After this usual brief taste of civilisation, I again headed for the heights, initially through a pine plantation, then on a gravel 4WD track that climbed steeply to the moors again.  It was raining intermittently, so I was keeping my raincoat on, but it wasn't too cold and I was sweating on the climbs.  When the track petered out in the boggy peaty moorland, I had a 5+kilometre stretch of cross-country work to do, which I found very tedious.  The grass and tussocks were wet from the rain, meaning that my feet were soon quite wet, and the boggy and eroded peat made route-finding difficult and tiring.  You are constantly climbing down a metre or so to boggy peat washouts then climbing back up again to grass tussocks to look for a way past the next washout.  The weather was still quite miserable but, as usual, the scenery was spectacular and isolated.  I had it all to myself for as far as the eye could see, which was a long way.

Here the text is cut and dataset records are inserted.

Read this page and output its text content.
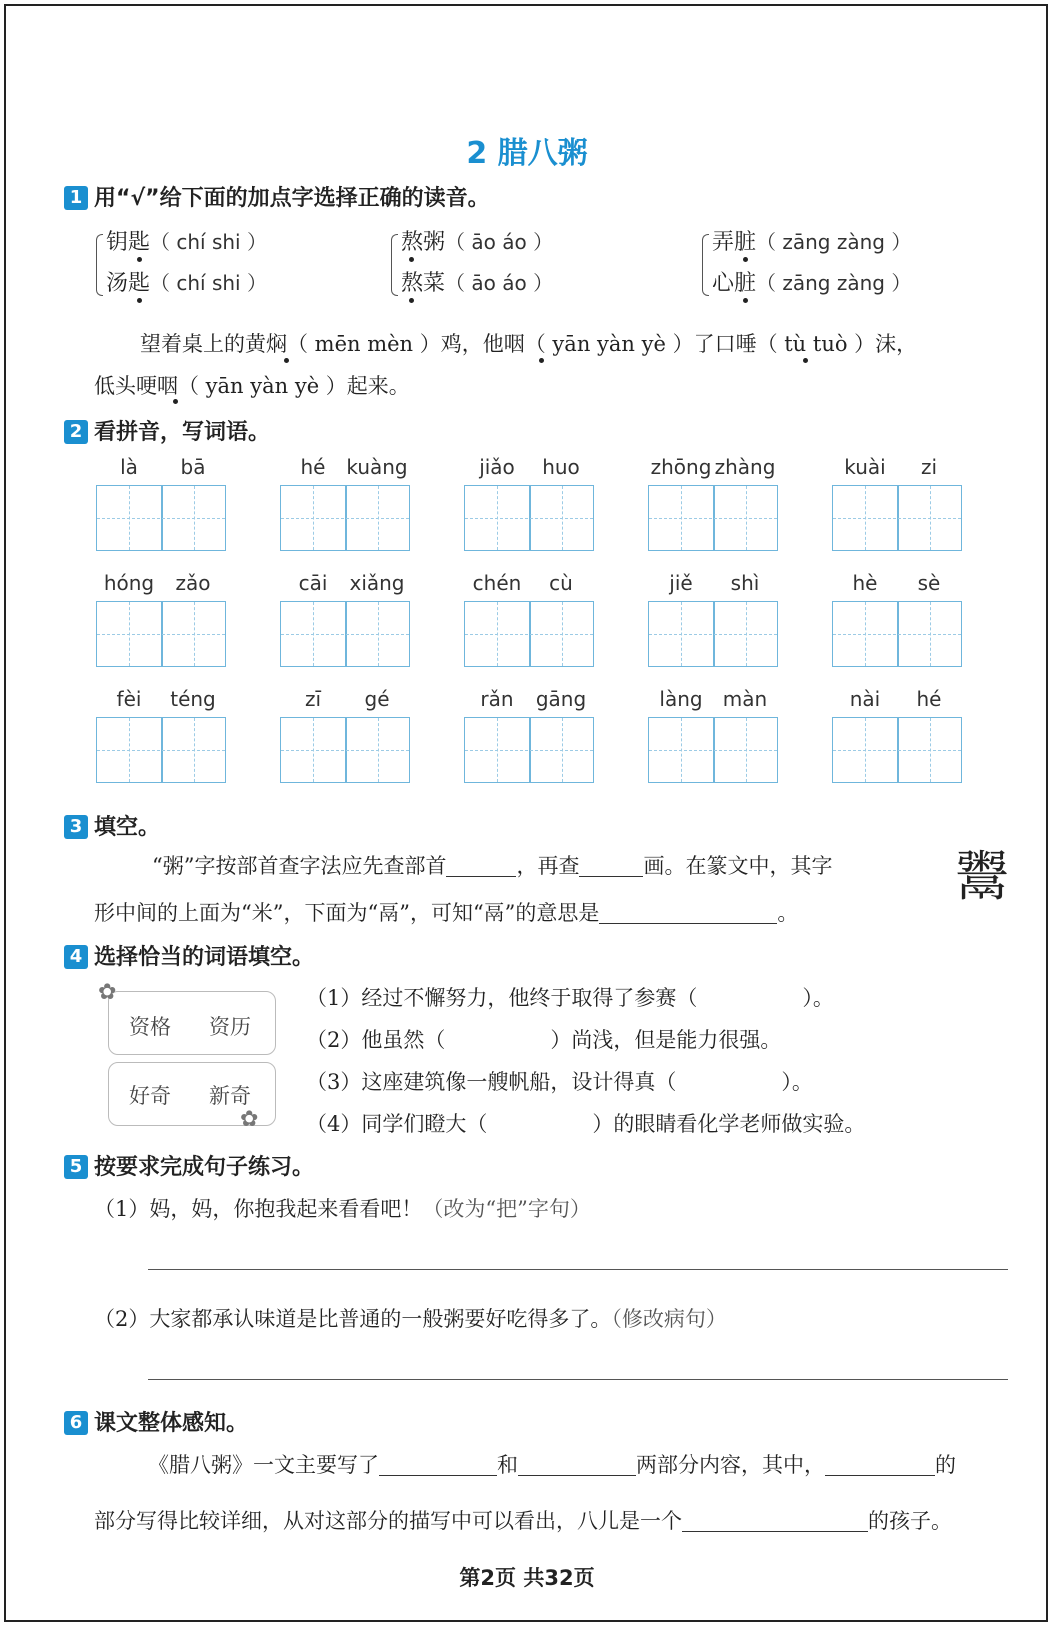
2 腊八粥
1 用“√”给下面的加点字选择正确的读音。
钥匙（ chí shi ）
汤匙（ chí shi ）
熬粥（ āo áo ）
熬菜（ āo áo ）
弄脏（ zāng zàng ）
心脏（ zāng zàng ）
望着桌上的黄焖（ mēn mèn ）鸡，他咽（ yān yàn yè ）了口唾（ tù tuò ）沫，
低头哽咽（ yān yàn yè ）起来。
2 看拼音，写词语。
là bā	hé kuàng	jiǎo huo	zhōng zhàng	kuài zi
hóng zǎo	cāi xiǎng	chén cù	jiě shì	hè sè
fèi téng	zī gé	rǎn gāng	làng màn	nài hé
3 填空。
“粥”字按部首查字法应先查部首	，再查	画。在篆文中，其字
形中间的上面为“米”，下面为“鬲”，可知“鬲”的意思是	。
鬻
4 选择恰当的词语填空。
资格 资历
好奇 新奇
✿
✿
（1）经过不懈努力，他终于取得了参赛（	）。
（2）他虽然（	）尚浅，但是能力很强。
（3）这座建筑像一艘帆船，设计得真（	）。
（4）同学们瞪大（	）的眼睛看化学老师做实验。
5 按要求完成句子练习。
（1）妈，妈，你抱我起来看看吧！（改为“把”字句）
（2）大家都承认味道是比普通的一般粥要好吃得多了。（修改病句）
6 课文整体感知。
《腊八粥》一文主要写了	和	两部分内容，其中，	的
部分写得比较详细，从对这部分的描写中可以看出，八儿是一个	的孩子。
第2页 共32页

Eventually I had a steep and difficult descent to Glen Douchary and the Douchary River, which I had to ford.  I found a place where I reckoned I could get across by rock-hopping but, while climbing down from the peat bank, my feet slipped and I ended up standing in the water anyway!  The guidebook now said to follow the river downstream along the trackless bank, but I had noticed a track, high on the other side of the Glen, that seemed to be going in the right direction.  I had a break and read the guidebook and determined that there was nothing particularly special about the next section, except that some of it was described as difficult, and worked out on the map that if I climbed to the track it was no further and probably faster going, along with better views.   I knew I still had a long way to go to get to the Oykel Bridge Hotel and hoped that walking on the track would give me a chance of getting there at a reasonable hour.

There was still plenty of ascent and descent and, despite the firmer footing, I was tired and behind time.  It's amazing how much time gets soaked up in these cross-country bits.  Anyway, I kept plugging away, taking a break every two hours, and reached the Oykel Bridge Hotel, all on its own on a minor road in a valley, at about 6:15pm.  I checked in, enjoyed my bath and went down to the carvery dinner at the appointed time of 8pm.  There were about a dozen other people there and I was the only male who had not dressed for dinner with a jacket and tie.  I looked very conspicuous in my shorts, T-shirt and running shoes.

Breakfast is not until 8:30am, so it will be a late start and another long day tomorrow, with some more cross-country.  At least I will be well-rested and fed by the time I hit the trail.